Research suggests such levels would be risky.
Osborne referred Insider to an interview he did with the New York Post, in which he said he acknowledges there's no cure for the coronovirus and his recommendations are meant to be preventative, temporary, and not for everyone.
"I'm not advocating … that people treat their diseases with vitamins," he told the Post. "The higher doses are a prevention method" that will "help your immune system be better prepared to fend-off [a virus]."

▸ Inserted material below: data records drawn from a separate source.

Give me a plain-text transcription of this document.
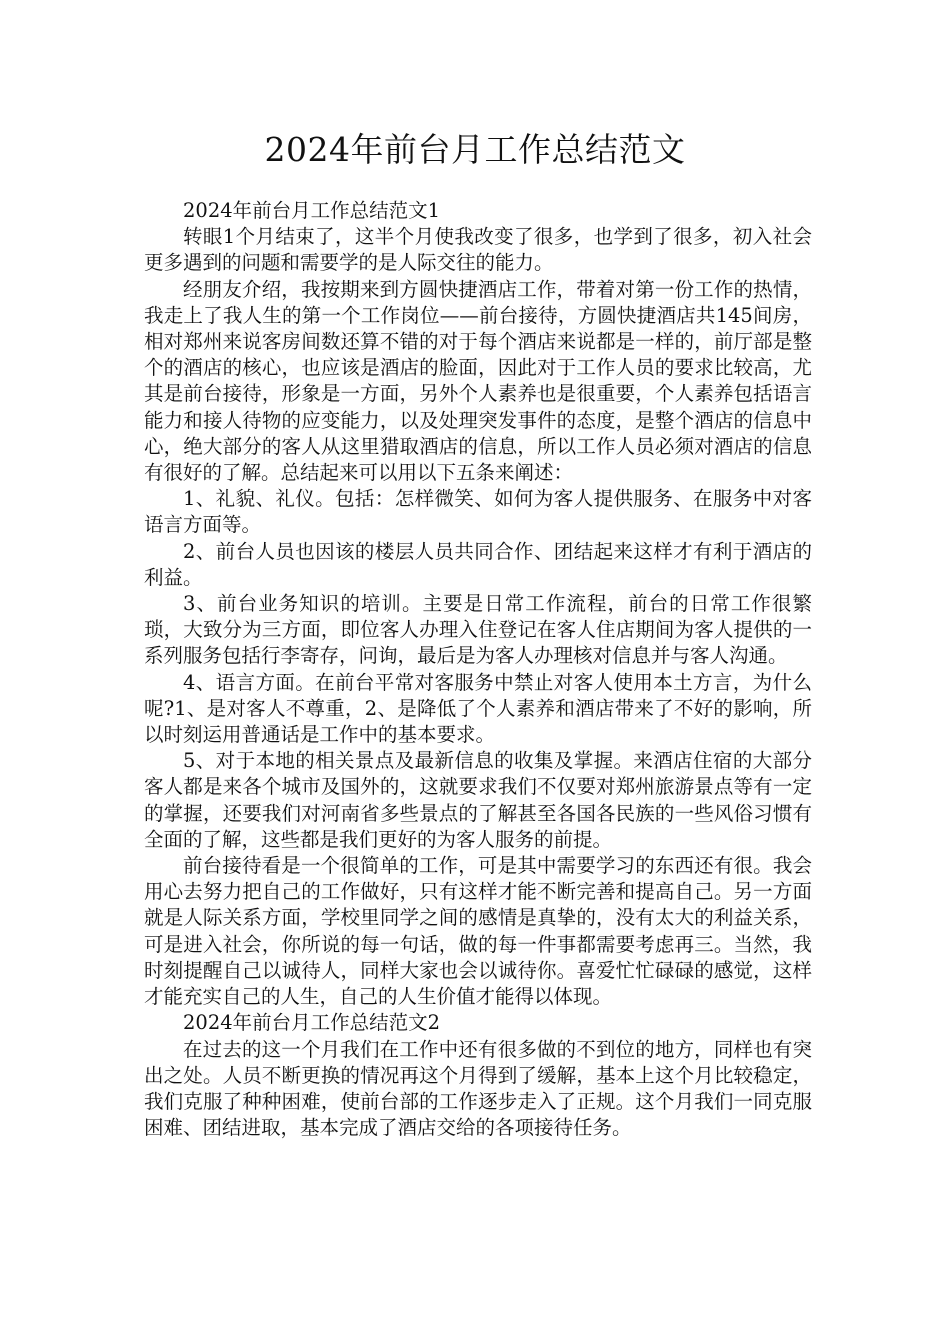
2024年前台月工作总结范文

2024年前台月工作总结范文1

转眼1个月结束了，这半个月使我改变了很多，也学到了很多，初入社会更多遇到的问题和需要学的是人际交往的能力。

经朋友介绍，我按期来到方圆快捷酒店工作，带着对第一份工作的热情，我走上了我人生的第一个工作岗位——前台接待，方圆快捷酒店共145间房，相对郑州来说客房间数还算不错的对于每个酒店来说都是一样的，前厅部是整个的酒店的核心，也应该是酒店的脸面，因此对于工作人员的要求比较高，尤其是前台接待，形象是一方面，另外个人素养也是很重要，个人素养包括语言能力和接人待物的应变能力，以及处理突发事件的态度，是整个酒店的信息中心，绝大部分的客人从这里猎取酒店的信息，所以工作人员必须对酒店的信息有很好的了解。总结起来可以用以下五条来阐述：

1、礼貌、礼仪。包括：怎样微笑、如何为客人提供服务、在服务中对客语言方面等。

2、前台人员也因该的楼层人员共同合作、团结起来这样才有利于酒店的利益。

3、前台业务知识的培训。主要是日常工作流程，前台的日常工作很繁琐，大致分为三方面，即位客人办理入住登记在客人住店期间为客人提供的一系列服务包括行李寄存，问询，最后是为客人办理核对信息并与客人沟通。

4、语言方面。在前台平常对客服务中禁止对客人使用本土方言，为什么呢?1、是对客人不尊重，2、是降低了个人素养和酒店带来了不好的影响，所以时刻运用普通话是工作中的基本要求。

5、对于本地的相关景点及最新信息的收集及掌握。来酒店住宿的大部分客人都是来各个城市及国外的，这就要求我们不仅要对郑州旅游景点等有一定的掌握，还要我们对河南省多些景点的了解甚至各国各民族的一些风俗习惯有全面的了解，这些都是我们更好的为客人服务的前提。

前台接待看是一个很简单的工作，可是其中需要学习的东西还有很。我会用心去努力把自己的工作做好，只有这样才能不断完善和提高自己。另一方面就是人际关系方面，学校里同学之间的感情是真挚的，没有太大的利益关系，可是进入社会，你所说的每一句话，做的每一件事都需要考虑再三。当然，我时刻提醒自己以诚待人，同样大家也会以诚待你。喜爱忙忙碌碌的感觉，这样才能充实自己的人生，自己的人生价值才能得以体现。

2024年前台月工作总结范文2

在过去的这一个月我们在工作中还有很多做的不到位的地方，同样也有突出之处。人员不断更换的情况再这个月得到了缓解，基本上这个月比较稳定，我们克服了种种困难，使前台部的工作逐步走入了正规。这个月我们一同克服困难、团结进取，基本完成了酒店交给的各项接待任务。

He also pointed Insider to research showing that high doses of vitamins A, C, and D have been shown to be safe in certain populations, and noted that there are no known cases of vitamin C overdose deaths and the only reported death from too much natural vitamin A was "an infant consuming a massive amount of liver by accident."
The nurse practitioner did not respond to Insider's request for comment.
Experts say megadosing certain vitamins can be dangerous, even deadly
The average adult man should get 900 micrograms of vitamin A "retinol activity equivalents" daily, while women should get 700, according to the National Institutes of Health Office of Dietary Supplements. Most Americans get enough from their diet alone.
The safe upper limit is 3,000 mcg or 10,000 IUs, and exceeding that can have serious consequences including dizziness, nausea, headaches, coma, and even death, according to ODS. Overdosing on the vitamin while pregnant can lead to birth defects.
As for vitamin D, which Osborne recommends 150,000 IUs a day of, the safe upper limit for adults is only 4,000. Beyond stomach distress and vomiting, exceeding that can raise blood levels of calcium, leading to confusion, disorientation, heart rhythm problems, and kidney damage.
And, while taking high doses of vitamin C is less risky since it's water-soluble, meaning you'll pee out excess, doses to the level of Saul's recommendations — 24,000 a day when the safe upper limit for adults is 2,000 — can lead to diarrhea, nausea, and cramping.
"The danger of using non-mainstream therapies is that many of these have side effects that are not well understood or publicized, as well as potentially dangerous interactions with medications that patients are already taking," infectious disease specialist Dr. Sandra Kesh, deputy medical director at Westmed Medical Group in Purchase, New York, told Insider.
"In trying to solve this problem with non-traditional approaches, patients run the risk of putting themselves at greater risk than the infection itself."
Editor's note: This article was updated on March 3 to include Dr. Osborne's comments and correct a photo caption.